According to Kazi Abdul Muktadir, Deputy Governor, SBP the relative resilience and stability of the industry during the financial crisis and its flexibility and responsiveness to changing business needs has helped the industry to establish itself as a viable financial system. The tremors and aftershocks of the financial crisis are still on either in the form of European debt crisis and/or weakening global economic outlook and the policy makers are still looking for answers to fix these issues. Islamic finance, with its roots in a moral economic model that supports productive economic activity and discourages excessive leveraging and imprudent risk taking, can play an important role in rebuilding the financial system.

The evolution of Islamic finance industry in Pakistan is in line with the global trend, with growth picking up momentum mainly over the last one decade. Islamic banking was re-launched in 2002 with a more practical and gradual approach that allowed Islamic banks to operate in parallel with conventional banks. A comprehensive Shariah compliance framework has been introduced to ensure that the operations of Islamic banks are in conformity with the Shariah principles. The approach followed by the SBP has proved a mega success as the industry growing from scratch in 2002 now constitutes over 8% of the country's banking system with a network of 9641 branches and over 500 windows across the country.

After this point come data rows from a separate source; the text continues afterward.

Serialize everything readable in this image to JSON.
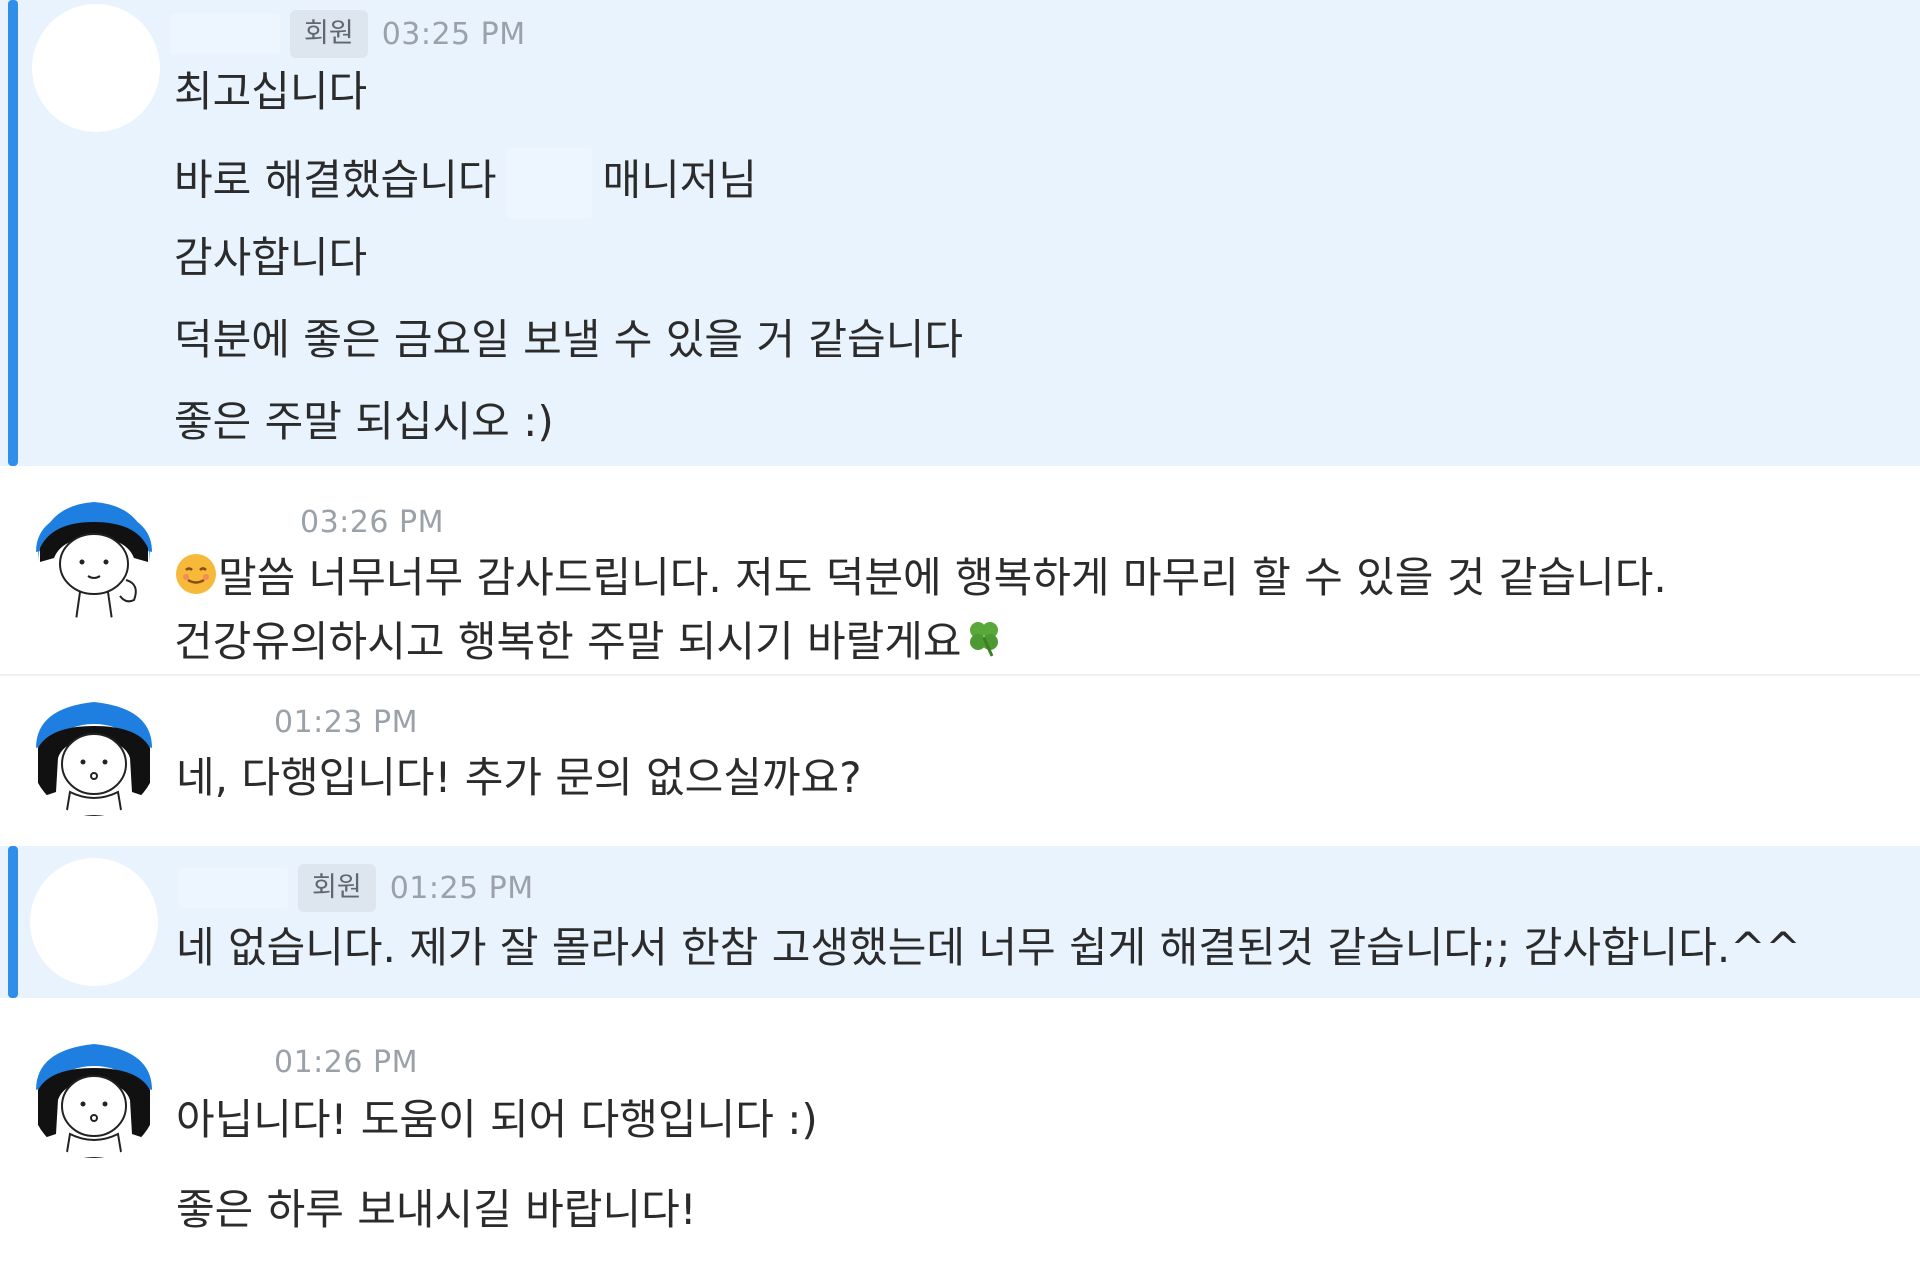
{
  "messages": [
    {
      "role": "member",
      "badge": "회원",
      "time": "03:25 PM",
      "lines": {
        "l1": "최고십니다",
        "l2a": "바로 해결했습니다",
        "l2b": "매니저님",
        "l3": "감사합니다",
        "l4": "덕분에 좋은 금요일 보낼 수 있을 거 같습니다",
        "l5": "좋은 주말 되십시오 :)"
      }
    },
    {
      "role": "manager",
      "time": "03:26 PM",
      "lines": {
        "l1": "말씀 너무너무 감사드립니다. 저도 덕분에 행복하게 마무리 할 수 있을 것 같습니다.",
        "l2": "건강유의하시고 행복한 주말 되시기 바랄게요"
      },
      "icons": {
        "lead": "smiling-face-emoji",
        "trail": "four-leaf-clover-emoji"
      }
    },
    {
      "role": "manager",
      "time": "01:23 PM",
      "lines": {
        "l1": "네, 다행입니다! 추가 문의 없으실까요?"
      }
    },
    {
      "role": "member",
      "badge": "회원",
      "time": "01:25 PM",
      "lines": {
        "l1": "네 없습니다. 제가 잘 몰라서 한참 고생했는데 너무 쉽게 해결된것 같습니다;; 감사합니다.^^"
      }
    },
    {
      "role": "manager",
      "time": "01:26 PM",
      "lines": {
        "l1": "아닙니다! 도움이 되어 다행입니다 :)",
        "l2": "좋은 하루 보내시길 바랍니다!"
      }
    }
  ],
  "colors": {
    "member_bg": "#e9f3fe",
    "accent_bar": "#2f8fe8",
    "avatar_hair_blue": "#1f7fe0",
    "text": "#2b2b2b",
    "time": "#9aa1a9"
  }
}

The future outlook is positive due to Islamic finance getting acceptability both amongst the providers and users of financial services and likely to increase its share in the banking system to 15% over the next five years. The sustained growth of Islamic banking has also started catalyzing growth and development of Islamic capital markets, Mutual funds and Takaful companies, at present there are five Takaful operators, about 30 Islamic mutual funds.

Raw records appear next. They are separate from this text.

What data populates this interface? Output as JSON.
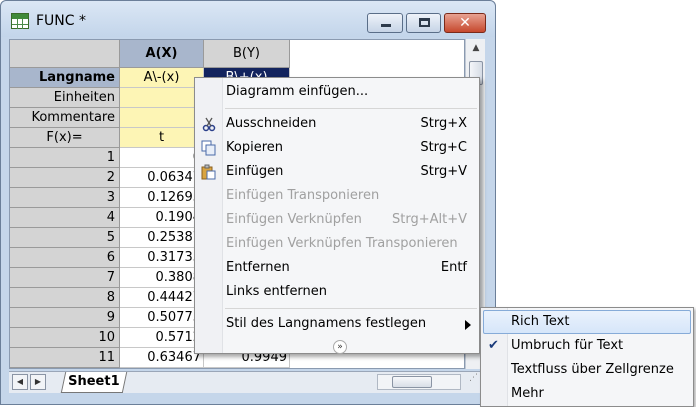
{
  "window": {
    "title": "FUNC *",
    "minimize": "minimize",
    "maximize": "maximize",
    "close": "✕"
  },
  "columns": {
    "a": "A(X)",
    "b": "B(Y)"
  },
  "meta_rows": [
    {
      "label": "Langname",
      "a": "A\\-(x)",
      "b": "B\\+(x)"
    },
    {
      "label": "Einheiten",
      "a": "",
      "b": ""
    },
    {
      "label": "Kommentare",
      "a": "",
      "b": ""
    },
    {
      "label": "F(x)=",
      "a": "t",
      "b": ""
    }
  ],
  "data_rows": [
    {
      "row": "1",
      "a": "0",
      "b": ""
    },
    {
      "row": "2",
      "a": "0.06347",
      "b": ""
    },
    {
      "row": "3",
      "a": "0.12693",
      "b": ""
    },
    {
      "row": "4",
      "a": "0.1904",
      "b": ""
    },
    {
      "row": "5",
      "a": "0.25387",
      "b": ""
    },
    {
      "row": "6",
      "a": "0.31733",
      "b": ""
    },
    {
      "row": "7",
      "a": "0.3808",
      "b": ""
    },
    {
      "row": "8",
      "a": "0.44427",
      "b": ""
    },
    {
      "row": "9",
      "a": "0.50773",
      "b": ""
    },
    {
      "row": "10",
      "a": "0.5712",
      "b": ""
    },
    {
      "row": "11",
      "a": "0.63467",
      "b": "0.9949"
    }
  ],
  "sheet_tab": "Sheet1",
  "context_menu": {
    "items": [
      {
        "label": "Diagramm einfügen...",
        "shortcut": "",
        "enabled": true
      },
      {
        "label": "Ausschneiden",
        "shortcut": "Strg+X",
        "enabled": true,
        "icon": "scissors-icon"
      },
      {
        "label": "Kopieren",
        "shortcut": "Strg+C",
        "enabled": true,
        "icon": "copy-icon"
      },
      {
        "label": "Einfügen",
        "shortcut": "Strg+V",
        "enabled": true,
        "icon": "paste-icon"
      },
      {
        "label": "Einfügen Transponieren",
        "shortcut": "",
        "enabled": false
      },
      {
        "label": "Einfügen Verknüpfen",
        "shortcut": "Strg+Alt+V",
        "enabled": false
      },
      {
        "label": "Einfügen Verknüpfen Transponieren",
        "shortcut": "",
        "enabled": false
      },
      {
        "label": "Entfernen",
        "shortcut": "Entf",
        "enabled": true
      },
      {
        "label": "Links entfernen",
        "shortcut": "",
        "enabled": true
      },
      {
        "label": "Stil des Langnamens festlegen",
        "shortcut": "",
        "enabled": true,
        "has_submenu": true
      }
    ]
  },
  "submenu": {
    "items": [
      {
        "label": "Rich Text",
        "checked": false,
        "highlighted": true
      },
      {
        "label": "Umbruch für Text",
        "checked": true,
        "highlighted": false
      },
      {
        "label": "Textfluss über Zellgrenze",
        "checked": false,
        "highlighted": false
      },
      {
        "label": "Mehr",
        "checked": false,
        "highlighted": false
      }
    ]
  }
}
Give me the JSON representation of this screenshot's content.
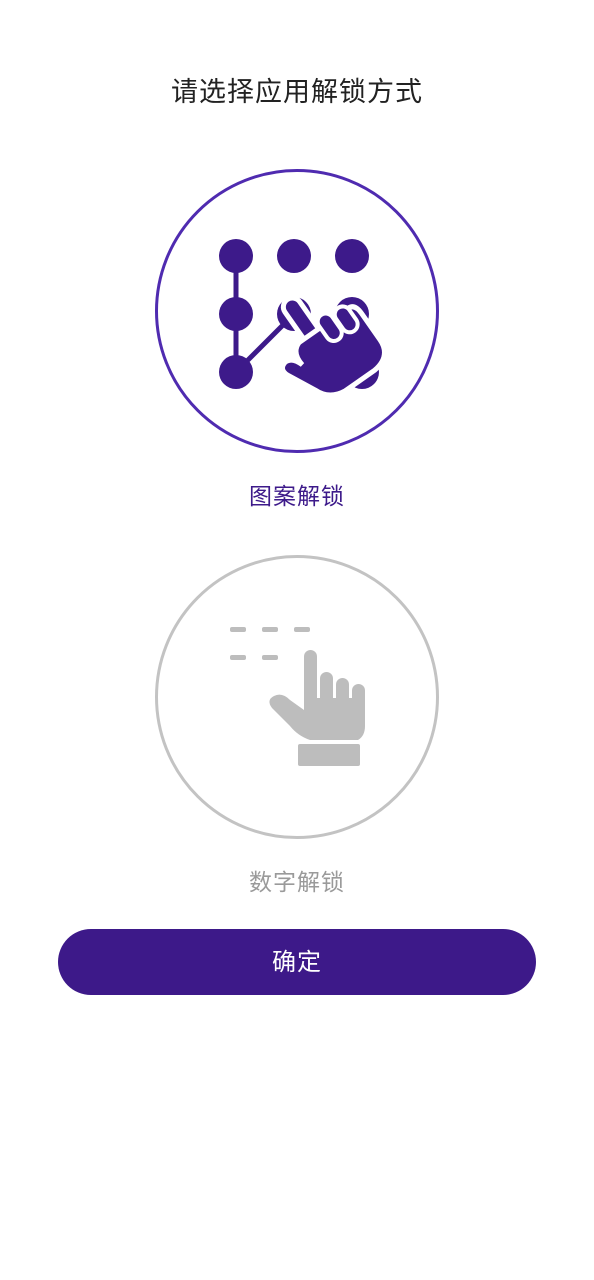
{
  "header": {
    "title": "请选择应用解锁方式"
  },
  "options": [
    {
      "label": "图案解锁",
      "icon": "pattern-unlock-icon",
      "selected": true,
      "color": "#3d1a8a"
    },
    {
      "label": "数字解锁",
      "icon": "number-unlock-icon",
      "selected": false,
      "color": "#bdbdbd"
    }
  ],
  "footer": {
    "confirm_label": "确定",
    "button_color": "#3d1989"
  }
}
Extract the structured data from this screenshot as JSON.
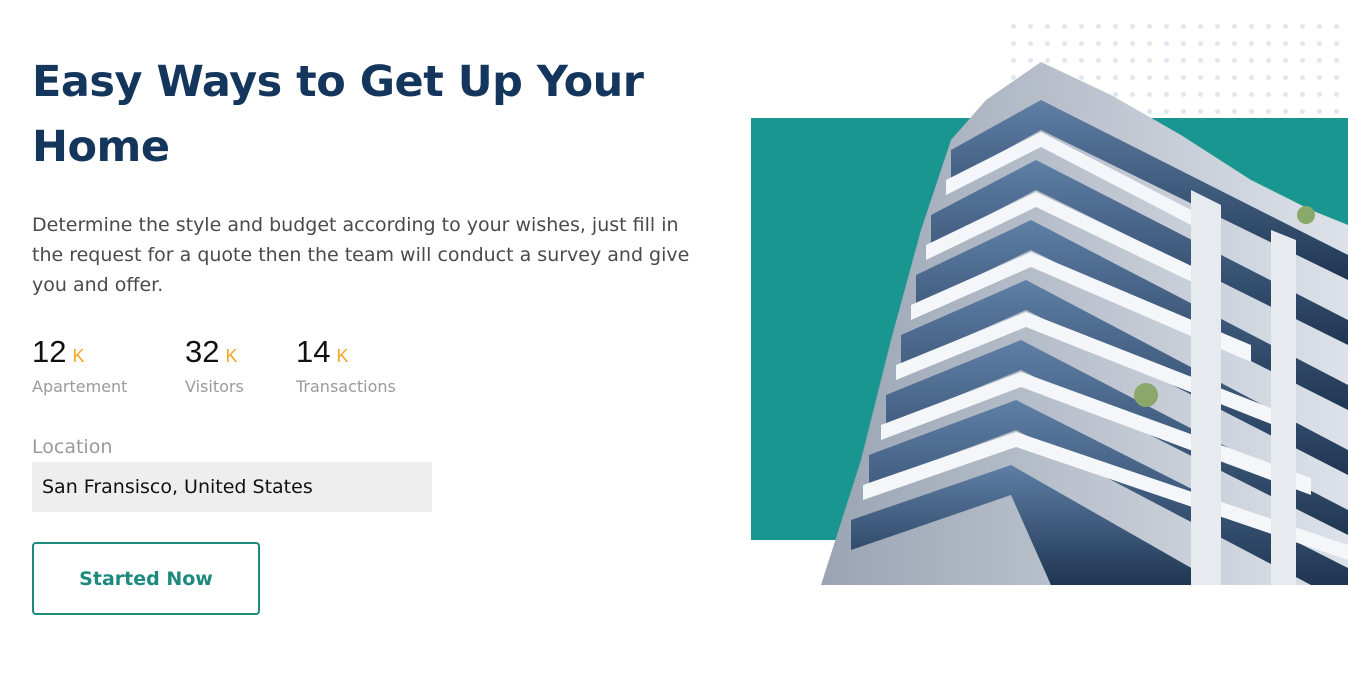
{
  "hero": {
    "title_line1": "Easy Ways to Get Up Your",
    "title_line2": "Home",
    "description": "Determine the style and budget according to your wishes, just fill in the request for a quote then the team will conduct a survey and give you and offer."
  },
  "stats": [
    {
      "value": "12",
      "unit": "K",
      "label": "Apartement"
    },
    {
      "value": "32",
      "unit": "K",
      "label": "Visitors"
    },
    {
      "value": "14",
      "unit": "K",
      "label": "Transactions"
    }
  ],
  "location": {
    "label": "Location",
    "value": "San Fransisco, United States"
  },
  "cta": {
    "label": "Started Now"
  },
  "colors": {
    "title": "#14365c",
    "accent": "#1a9690",
    "button": "#1c8a7e",
    "stat_unit": "#f5a623"
  },
  "icons": {
    "hero_image": "apartment-building-photo"
  }
}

The continuous high growth in investments is resulting in improving its share in overall assets; the share of investment in total assets increased to almost 49%. This trend of growth in assets base is mainly driven by regular issuance Sukuk. Financing followed its usual growth trend but showing deceleration lately. This deceleration can be linked to the continuing overall bad economic situation of the country as also indicated by industry wise financing that shows a slower growth in textile industry, the largest share holder in overall financing by Islamic banking institutions.

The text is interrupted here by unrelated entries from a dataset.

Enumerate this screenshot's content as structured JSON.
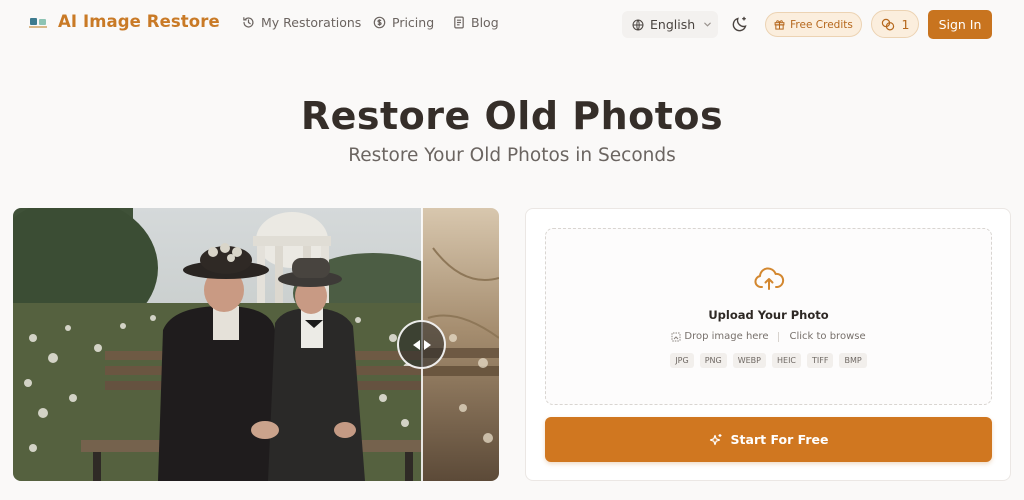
{
  "header": {
    "logo_text": "AI Image Restore",
    "nav": [
      {
        "label": "My Restorations",
        "icon": "history-icon"
      },
      {
        "label": "Pricing",
        "icon": "dollar-circle-icon"
      },
      {
        "label": "Blog",
        "icon": "document-icon"
      }
    ],
    "language": "English",
    "free_credits_label": "Free Credits",
    "credit_count": "1",
    "sign_in_label": "Sign In"
  },
  "hero": {
    "title": "Restore Old Photos",
    "subtitle": "Restore Your Old Photos in Seconds"
  },
  "upload": {
    "title": "Upload Your Photo",
    "drop_text": "Drop image here",
    "browse_text": "Click to browse",
    "formats": [
      "JPG",
      "PNG",
      "WEBP",
      "HEIC",
      "TIFF",
      "BMP"
    ],
    "start_label": "Start For Free"
  },
  "colors": {
    "accent": "#c8741f",
    "accent_light": "#fbeedd",
    "title": "#352e29"
  }
}
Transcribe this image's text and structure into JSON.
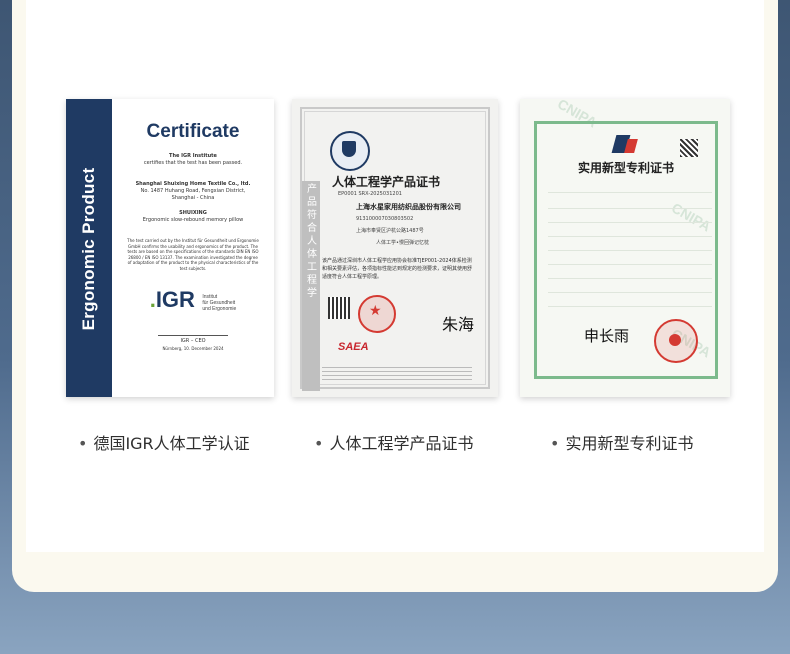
{
  "certificates": [
    {
      "side_text": "Ergonomic Product",
      "title": "Certificate",
      "issuer_line1": "The IGR Institute",
      "issuer_line2": "certifies that the test has been passed.",
      "company": "Shanghai Shuixing Home Textile Co., ltd.",
      "address1": "No. 1487 Huhang Road, Fengxian District,",
      "address2": "Shanghai - China",
      "brand": "SHUIXING",
      "product": "Ergonomic slow-rebound memory pillow",
      "body_text": "The test carried out by the Institut für Gesundheit und Ergonomie GmbH confirms the usability and ergonomics of the product. The tests are based on the specifications of the standards DIN EN ISO 26800 / EN ISO 13137. The examination investigated the degree of adaptation of the product to the physical characteristics of the test subjects.",
      "logo_text": "IGR",
      "logo_sub1": "Institut",
      "logo_sub2": "für Gesundheit",
      "logo_sub3": "und Ergonomie",
      "signer": "IGR – CEO",
      "date": "Nürnberg, 10. December 2024",
      "caption": "德国IGR人体工学认证"
    },
    {
      "side_text": "产品符合人体工程学",
      "title": "人体工程学产品证书",
      "cert_no": "EP0001 SRX-2025031201",
      "company": "上海水星家用纺织品股份有限公司",
      "code": "913100007030803502",
      "address": "上海市奉贤区沪杭公路1487号",
      "product_line": "人体工学•慢回弹记忆枕",
      "body_text": "该产品通过深圳市人体工程学应用协会标准TJEP001-2024体系检测和相关要素评估，各项指标性能达到规定的检测要求，证明其使用舒适度符合人体工程学原理。",
      "saea": "SAEA",
      "signature": "朱海",
      "caption": "人体工程学产品证书"
    },
    {
      "title": "实用新型专利证书",
      "signature": "申长雨",
      "watermark": "CNIPA",
      "caption": "实用新型专利证书"
    }
  ],
  "bullet": "•"
}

According to different segments financing portfolio indicated continuation of negative trend in financing to corporate sector, dropping from Rs152 billion at end March 2012 to Rs147 billion by end June 2012. As against this commodity financing recorded a positive trend during the second quarter due to financing to government for procurement of wheat. However, the share of commodity financing remained below 8% and the high growth in this category can be linked to base effect as well.

Non-performing loans are considered one of the most contentious diseases in Pakistan's banking sector. Non-Performing Financing (NPFs) continued its rising trend and by end first half CY 12 NPFs are reported at above Rs18 billion having 68% concentration in the category. Asset quality ratios; NPFs to Financing and Net NPFs to Net Financing increased from 8.4% to 8.8% and from 3.3% to 3.8% respectively over the last quarter though both are below that of industry averages of 16% and 6% respectively. This suggests that rising trend of NPFs can be linked to involuntary default resulting from overall bad economic situation of the country.